Temat: Kilka dni przerwy-co myślicie

Co myślicie o kilku dniach przerwy w związku? Mamy ostatnio z chłopakiem ciężkie chwile i dość poważny kryzys. Jesteśmy razem 4 lata. Nie chcemy się rozstawać. Dzisiaj zaproponował żebyśmy odpoczęli kilka dni od siebie-czyli pomieszkali osobno, żeby nabrać trochę dystansu, ochłonąć, przemyśleć wszystko na spokojnie i trochę za sobą zatęsknić. To w sumie nie ma być przerwa w związku tylko pobycie osobno kilka dni żeby zebrać myśli i trochę odetchnąć. Co o tym myślicie? 
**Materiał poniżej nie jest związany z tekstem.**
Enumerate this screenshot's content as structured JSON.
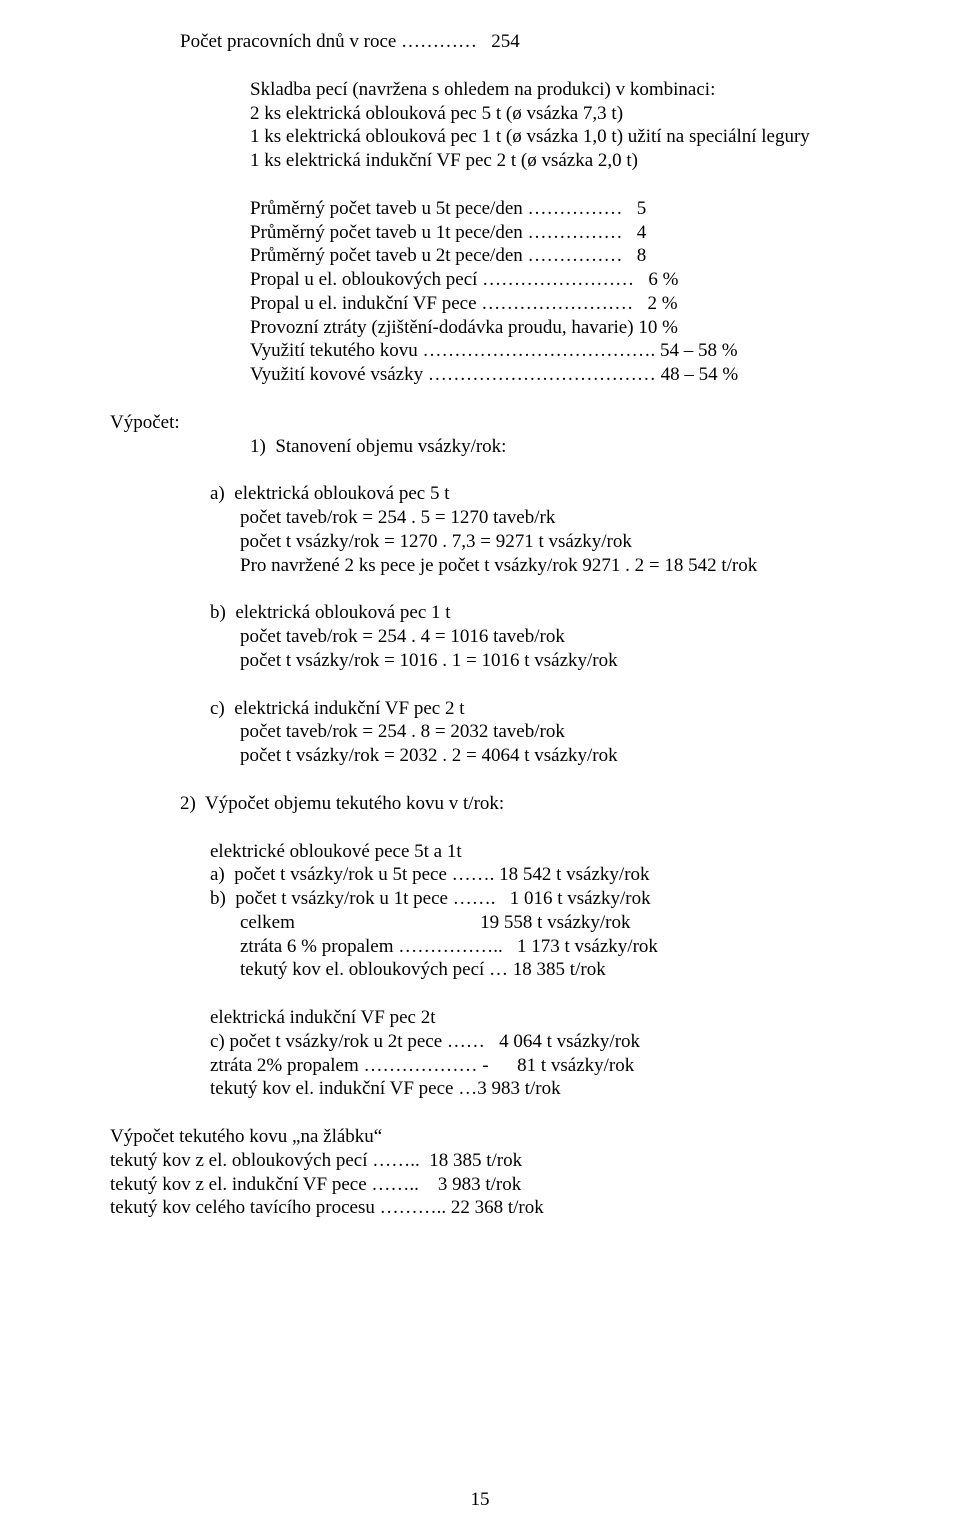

Skoro wszystko wiesz.. Chcialas opinie innych osób wiec dostałaś, sama zapewne wiesz co będzie dla was najlepsze. 

Pasek wagi

Nie widze w tym nic złego. To ma być tylko czas osobno, a nie przerwa w związku. Czasem lece np. na tydzień sama do siostry czy taty. W żaden sposób mój związek na tym nie cierpi. Nie trzeba być ze sobą non stop.

Pasek wagi

Magiczna_Niewiasta napisał(a):

Nie widze w tym nic złego. To ma być tylko czas osobno, a nie przerwa w związku. Czasem lece np. na tydzień sama do siostry czy taty. W żaden sposób mój związek na tym nie cierpi. Nie trzeba być ze sobą non stop.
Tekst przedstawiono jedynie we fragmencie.